Una ragazza borghese (Anne Hathaway) torna a casa per il matrimonio della sorella (Rosemarie Dewitt) e, come si conviene ai film famigliari modello Sundance Festival, questo spunto narrativo diventa occasione per una galleria di ritratti psicologici, di piccoli e grandi conflitti mal nascosti dal tempo, di tensioni interpersonali spinte sino al limite della deflagrazione, che portano con sé una lunga storia di crisi personali, conflitti famigliari e segrete tragedie.

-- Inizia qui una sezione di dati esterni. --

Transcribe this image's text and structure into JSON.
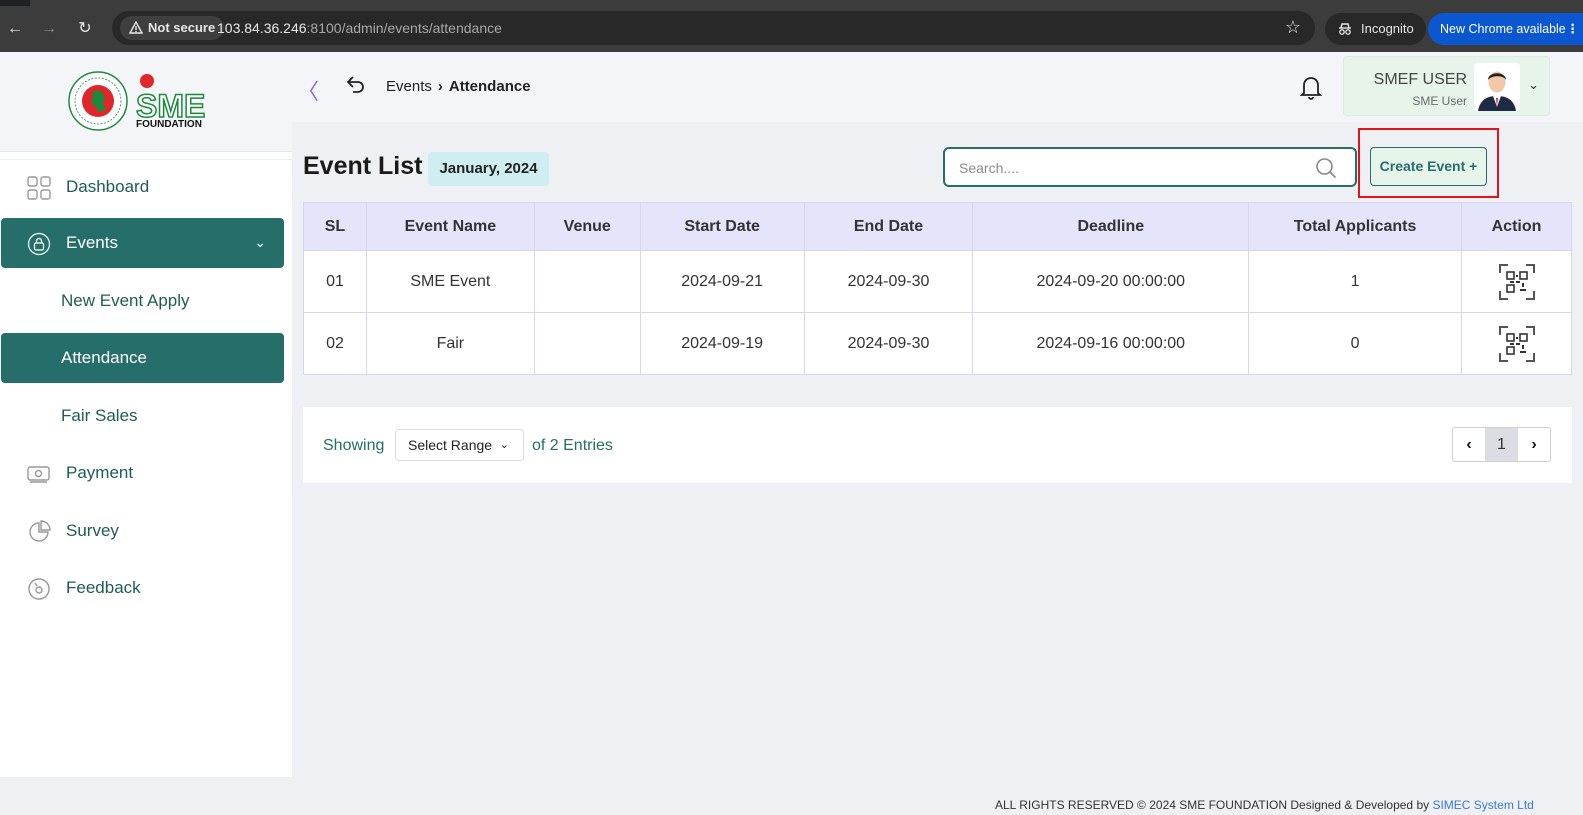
{
  "browser": {
    "security_label": "Not secure",
    "url_host": "103.84.36.246",
    "url_rest": ":8100/admin/events/attendance",
    "incognito_label": "Incognito",
    "update_label": "New Chrome available"
  },
  "logo": {
    "brand_text": "SME",
    "sub_text": "FOUNDATION"
  },
  "sidebar": {
    "items": [
      {
        "label": "Dashboard",
        "icon": "grid-icon"
      },
      {
        "label": "Events",
        "icon": "lock-circle-icon"
      },
      {
        "label": "New Event Apply"
      },
      {
        "label": "Attendance"
      },
      {
        "label": "Fair Sales"
      },
      {
        "label": "Payment",
        "icon": "money-icon"
      },
      {
        "label": "Survey",
        "icon": "pie-chart-icon"
      },
      {
        "label": "Feedback",
        "icon": "feedback-icon"
      }
    ],
    "caret": "⌄"
  },
  "topbar": {
    "collapse": "〈",
    "breadcrumb": {
      "parent": "Events",
      "current": "Attendance"
    },
    "user": {
      "name": "SMEF USER",
      "role": "SME User"
    }
  },
  "page": {
    "title": "Event List",
    "date_badge": "January, 2024",
    "search_placeholder": "Search....",
    "create_button": "Create Event +"
  },
  "table": {
    "headers": [
      "SL",
      "Event Name",
      "Venue",
      "Start Date",
      "End Date",
      "Deadline",
      "Total Applicants",
      "Action"
    ],
    "rows": [
      {
        "sl": "01",
        "name": "SME Event",
        "venue": "",
        "start": "2024-09-21",
        "end": "2024-09-30",
        "deadline": "2024-09-20 00:00:00",
        "applicants": "1"
      },
      {
        "sl": "02",
        "name": "Fair",
        "venue": "",
        "start": "2024-09-19",
        "end": "2024-09-30",
        "deadline": "2024-09-16 00:00:00",
        "applicants": "0"
      }
    ]
  },
  "pagination": {
    "showing": "Showing",
    "range_select": "Select Range",
    "entries": "of 2 Entries",
    "current_page": "1"
  },
  "footer": {
    "text": "ALL RIGHTS RESERVED © 2024 SME FOUNDATION   Designed & Developed by",
    "link": "SIMEC System Ltd"
  },
  "colors": {
    "primary": "#256e69",
    "header_bg": "#e4e5fb",
    "highlight": "#e3131b"
  }
}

Attraverso immagini costruite con la camera in mano, simulando di carpire frammenti dello scorrere della vita, lo spettatore viene poco a poco informato che Kim, la protagonista, è in libera uscita da una casa di cura per tossicodipendenti, obbligata a frequentare una terapia di gruppo dove incontra anche il testimone dello sposo; soprattutto che in lei non si è mai rimarginata la ferita di aver provocato la morte dell’amato fratellino, quel giorno in cui guidò la macchina completamente fatta di droga. Onde, tutte le conseguenze di una crisi famigliare che anche il clima di festa prematrimoniale mal riesce a celare.
Separazione dei genitori, con la madre (Debra Winger) che se ne va lontano a vivere con un altro uomo, rifiutandosi di lasciarsi sommergere dalle ombre del passato; mentre il padre (Jerome Le Page) s’immerge nel suo lavoro di produttore musicale, trova una nuova e sileziosa compagna, e cerca invano di continuare a vivere come se nessuno fosse colpevole dell’accaduto. Il clima evocato dalla sceneggiatura dell’esordiente Jenny Lumet, figlia del regista Sidney, suggerisce con evidenza lo psicodramma televisivo, lasciando alla saggia sorella Rachel il ruolo del desiderio di un’esistenza “normale” e all’esteriore perbenismo della sua amica del cuore quello di suggerire il vuoto e la pochezza di tale “normalità”, mentre la festante comunità multietnica di musicisti che ruota intorno allo sposo e al banchetto nuziale concorre a dare al tutto uno sfondo di freschezza quotidiana, ritmo e verità.
Fin dall’inizio si sa che, con la mina vagante rappresentata da quella “figliol prodica”, qualcosa finirà per esplodere in quella casa; ma, in fin dei conti, che ciò accada o no ben poco interesserebbe allo spettatore, se dietro a quella videocamera sempre in movimento non ci fosse un regista di talento quale Jonathan Demme. È infatti solo in virtù del suo modo labirintico di far vivere i personaggi nello spazio, incrociandone i corpi e gli sguardi, in un via vai che finisce col somigliare a un onirico balletto musical-cinematografico, al limite dell’horror, evitando il più possibile di appiattirsi sui dolciastri luoghi comuni evocati dalla sceneggiatura, che Rachel sta per sposarsi restituisce comunque allo spettatore qualcosa di cinematograficamente interessante.
Portando in primo piano quella componente sperimentale presente sullo sfondo di tutti i suoi film (compreso il “classico” La congiura degli innocenti: basti pensare a tutta la parte finale nell’antro del Male), Jonathan Demme punta qui a costruire, con la libertà offertagli dal basso costo delle riprese in digitale, un universo visivo inquieto e inquietante, che trascende la melensa banalità dei personaggi (pur affidati ad attori di qualità, ottimamente diretti), riuscendo nonostante tutto consegnare allo schermo un film in cui si respira ancora una salutare aria di cinema.
Rachel sta per sposarsi
(Rachel getting Married, Usa, 2008)
Regia: Jonathan Demme
Sceneggiatura: Jenny Lumet
Fotografia: Declan Quinn
Musica: Donald Harrison jr e Zafer Tawil
Scenografia: Ford Wheeler
Costumi: Susan Lyall
Montaggio: Tim Squyres
Interpreti: Anne Hathaway (Kym), Rosemarie DeWitt (Rachel), Mather Zickel (Kieran), Bill Irwin (Paul), Anna Deavere Smith (Carol), Anisa George (Emma), Tunde Adebimpe (Sidney), Debra Winger (Abby), Jerome Le Page (Andrew).